How does one avoid being a potential target for murder by a jihadist? If you’re Jewish, you probably can’t, unless you attempt to somehow stop being Jewish (though I suspect, much like the proto-nazi mayor of Vienna, Karl Lueger, IS reserves the right to decide who is a Jew).
Everyone else? Well, we can be a little quieter. We can, perhaps, not hold meetings with people who have drawn pictures of Mohammed. We can, perhaps, recognise that the right to free speech comes with responsibilities, as The Guardian’s Hugh Muir wrote. The responsibility to be respectful; the responsibility not to provoke; the responsibility not to get our fool selves shot in our thick heads.
This seemed to be the message coming after last weekend’s atrocity in Copenhagen. Oddly, I just found myself hesitating while typing the word “atrocity” there. Felt a little dramatic. Because already, amid the condemnations and what ifs? and what abouts? that have dogged us since this wretched year kicked into gear with the murders in Paris, already, the pattern seems set.

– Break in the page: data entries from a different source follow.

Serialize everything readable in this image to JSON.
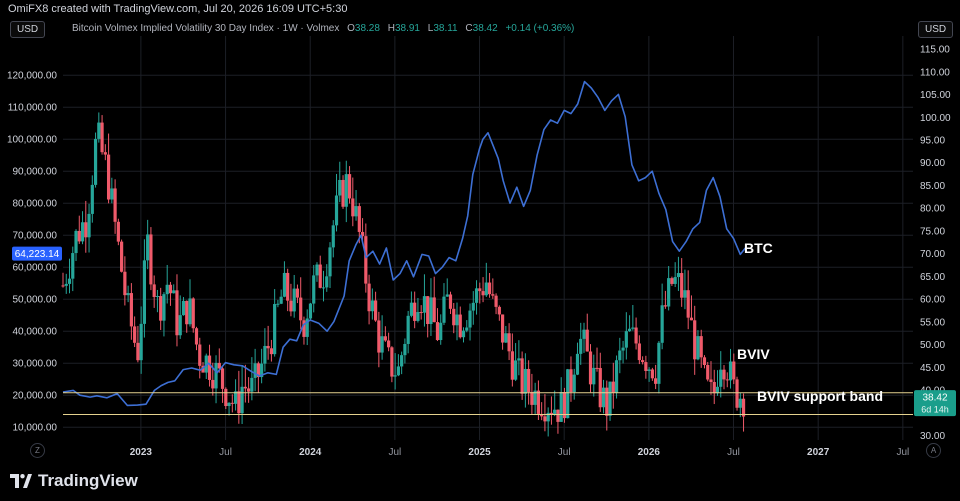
{
  "header": {
    "attribution": "OmiFX8 created with TradingView.com, Jul 20, 2026 16:09 UTC+5:30",
    "left_currency": "USD",
    "right_currency": "USD",
    "symbol": "Bitcoin Volmex Implied Volatility 30 Day Index · 1W · Volmex",
    "o_label": "O",
    "o_value": "38.28",
    "h_label": "H",
    "h_value": "38.91",
    "l_label": "L",
    "l_value": "38.11",
    "c_label": "C",
    "c_value": "38.42",
    "change": "+0.14 (+0.36%)"
  },
  "footer": {
    "brand": "TradingView",
    "goto_left": "Z",
    "goto_right": "A"
  },
  "colors": {
    "background": "#000000",
    "btc_line": "#3d6fd4",
    "up_candle": "#26a69a",
    "down_candle": "#f05a6a",
    "support_line": "#e5d28f",
    "price_tag_btc": "#2962ff",
    "price_tag_bviv": "#1a9e8b"
  },
  "chart_data": {
    "type": "line",
    "left_axis": {
      "ticks": [
        120000,
        110000,
        100000,
        90000,
        80000,
        70000,
        60000,
        50000,
        40000,
        30000,
        20000,
        10000
      ],
      "tick_labels": [
        "120,000.00",
        "110,000.00",
        "100,000.00",
        "90,000.00",
        "80,000.00",
        "70,000.00",
        "60,000.00",
        "50,000.00",
        "40,000.00",
        "30,000.00",
        "20,000.00",
        "10,000.00"
      ],
      "current_price_label": "64,223.14",
      "current_price": 64223.14,
      "range": [
        6000,
        131000
      ]
    },
    "right_axis": {
      "ticks": [
        115,
        110,
        105,
        100,
        95,
        90,
        85,
        80,
        75,
        70,
        65,
        60,
        55,
        50,
        45,
        40,
        35,
        30
      ],
      "tick_labels": [
        "115.00",
        "110.00",
        "105.00",
        "100.00",
        "95.00",
        "90.00",
        "85.00",
        "80.00",
        "75.00",
        "70.00",
        "65.00",
        "60.00",
        "55.00",
        "50.00",
        "45.00",
        "40.00",
        "35.00",
        "30.00"
      ],
      "current_value_label": "38.42",
      "countdown_label": "6d 14h",
      "current_value": 38.42,
      "range": [
        29,
        117
      ]
    },
    "x_axis": {
      "ticks": [
        2023.0,
        2023.5,
        2024.0,
        2024.5,
        2025.0,
        2025.5,
        2026.0,
        2026.5,
        2027.0,
        2027.5
      ],
      "tick_labels": [
        "2023",
        "Jul",
        "2024",
        "Jul",
        "2025",
        "Jul",
        "2026",
        "Jul",
        "2027",
        "Jul"
      ],
      "bold_years": [
        "2023",
        "2024",
        "2025",
        "2026",
        "2027"
      ],
      "range": [
        2022.54,
        2027.56
      ]
    },
    "series": [
      {
        "name": "BTC",
        "axis": "left",
        "x": [
          2022.54,
          2022.6,
          2022.64,
          2022.7,
          2022.74,
          2022.8,
          2022.86,
          2022.92,
          2022.98,
          2023.03,
          2023.08,
          2023.12,
          2023.16,
          2023.2,
          2023.25,
          2023.3,
          2023.35,
          2023.4,
          2023.45,
          2023.5,
          2023.55,
          2023.6,
          2023.65,
          2023.7,
          2023.75,
          2023.8,
          2023.84,
          2023.88,
          2023.92,
          2023.96,
          2024.0,
          2024.05,
          2024.1,
          2024.14,
          2024.17,
          2024.2,
          2024.23,
          2024.27,
          2024.3,
          2024.33,
          2024.37,
          2024.41,
          2024.45,
          2024.49,
          2024.53,
          2024.57,
          2024.61,
          2024.66,
          2024.7,
          2024.74,
          2024.78,
          2024.82,
          2024.86,
          2024.9,
          2024.93,
          2024.96,
          2025.0,
          2025.02,
          2025.05,
          2025.08,
          2025.11,
          2025.14,
          2025.18,
          2025.22,
          2025.26,
          2025.3,
          2025.34,
          2025.38,
          2025.42,
          2025.46,
          2025.5,
          2025.54,
          2025.58,
          2025.62,
          2025.66,
          2025.7,
          2025.74,
          2025.78,
          2025.82,
          2025.86,
          2025.9,
          2025.94,
          2025.98,
          2026.02,
          2026.06,
          2026.1,
          2026.14,
          2026.18,
          2026.22,
          2026.26,
          2026.3,
          2026.34,
          2026.38,
          2026.42,
          2026.46,
          2026.5,
          2026.54,
          2026.57
        ],
        "values": [
          21000,
          21500,
          20000,
          19400,
          19800,
          19200,
          20500,
          16800,
          16900,
          17200,
          21500,
          23000,
          24000,
          24500,
          28000,
          28500,
          27800,
          30000,
          27000,
          30200,
          29500,
          29200,
          27500,
          26000,
          27000,
          26500,
          35000,
          37500,
          37000,
          42000,
          43500,
          42500,
          40000,
          43000,
          47000,
          51000,
          62000,
          67000,
          70000,
          63000,
          65000,
          61000,
          66000,
          56000,
          58000,
          62000,
          57000,
          64000,
          63500,
          58000,
          60000,
          63000,
          62000,
          69000,
          76000,
          89000,
          97000,
          100000,
          102000,
          98000,
          94000,
          87000,
          80000,
          85000,
          79000,
          84000,
          95000,
          103000,
          106000,
          105000,
          109000,
          108000,
          111000,
          118000,
          116000,
          113000,
          109000,
          112000,
          114000,
          107000,
          92000,
          87000,
          88000,
          90000,
          83000,
          78000,
          68000,
          65000,
          68000,
          72000,
          74000,
          84000,
          88000,
          82000,
          72000,
          69000,
          64000,
          66000
        ]
      },
      {
        "name": "BVIV",
        "axis": "right",
        "x": [
          2022.54,
          2022.62,
          2022.68,
          2022.74,
          2022.8,
          2022.86,
          2022.92,
          2022.98,
          2023.04,
          2023.1,
          2023.16,
          2023.22,
          2023.28,
          2023.34,
          2023.4,
          2023.46,
          2023.52,
          2023.56,
          2023.6,
          2023.66,
          2023.72,
          2023.78,
          2023.84,
          2023.9,
          2023.96,
          2024.02,
          2024.08,
          2024.14,
          2024.18,
          2024.22,
          2024.26,
          2024.3,
          2024.34,
          2024.4,
          2024.46,
          2024.52,
          2024.58,
          2024.64,
          2024.7,
          2024.76,
          2024.82,
          2024.88,
          2024.94,
          2025.0,
          2025.04,
          2025.08,
          2025.12,
          2025.18,
          2025.24,
          2025.3,
          2025.36,
          2025.42,
          2025.48,
          2025.54,
          2025.58,
          2025.62,
          2025.66,
          2025.7,
          2025.76,
          2025.82,
          2025.88,
          2025.94,
          2026.0,
          2026.04,
          2026.08,
          2026.14,
          2026.18,
          2026.22,
          2026.26,
          2026.3,
          2026.34,
          2026.38,
          2026.42,
          2026.46,
          2026.5,
          2026.54,
          2026.57
        ],
        "values": [
          63,
          74,
          78,
          96,
          88,
          73,
          58,
          48,
          72,
          58,
          64,
          54,
          59,
          48,
          46,
          43,
          39,
          36,
          41,
          40,
          46,
          53,
          62,
          59,
          55,
          63,
          66,
          77,
          83,
          86,
          80,
          72,
          62,
          52,
          46,
          44,
          56,
          62,
          57,
          52,
          61,
          55,
          58,
          62,
          64,
          58,
          54,
          48,
          42,
          40,
          38,
          37,
          36,
          42,
          52,
          49,
          44,
          40,
          36,
          46,
          52,
          50,
          46,
          45,
          56,
          64,
          63,
          59,
          52,
          46,
          40,
          38,
          48,
          46,
          40,
          39,
          38.42
        ]
      }
    ],
    "annotations": [
      {
        "text": "BTC",
        "series": "BTC"
      },
      {
        "text": "BVIV",
        "series": "BVIV"
      },
      {
        "text": "BVIV support band",
        "type": "band",
        "axis": "right",
        "values": [
          34.6,
          39.4
        ]
      }
    ]
  }
}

Young Muslim men in Europe get guns, and then try, and for the most part succeed, in killing Jews and cartoonists, or people who happen to be in the same room as cartoonists. Then the condemnation comes, then the self-examination: what is it that’s wrong with Europe that makes people do these things? The things we definitely know are wrong are inequality and racism, so that’s where we focus our attentions. Europe’s past rapaciousness in the Middle East, or its recent and current interventions: these, on a societal level, are believed to be mistakes, so they too, must be examined (it could be argued that non-intervention, particularly in Syria, has been at least as much of a factor).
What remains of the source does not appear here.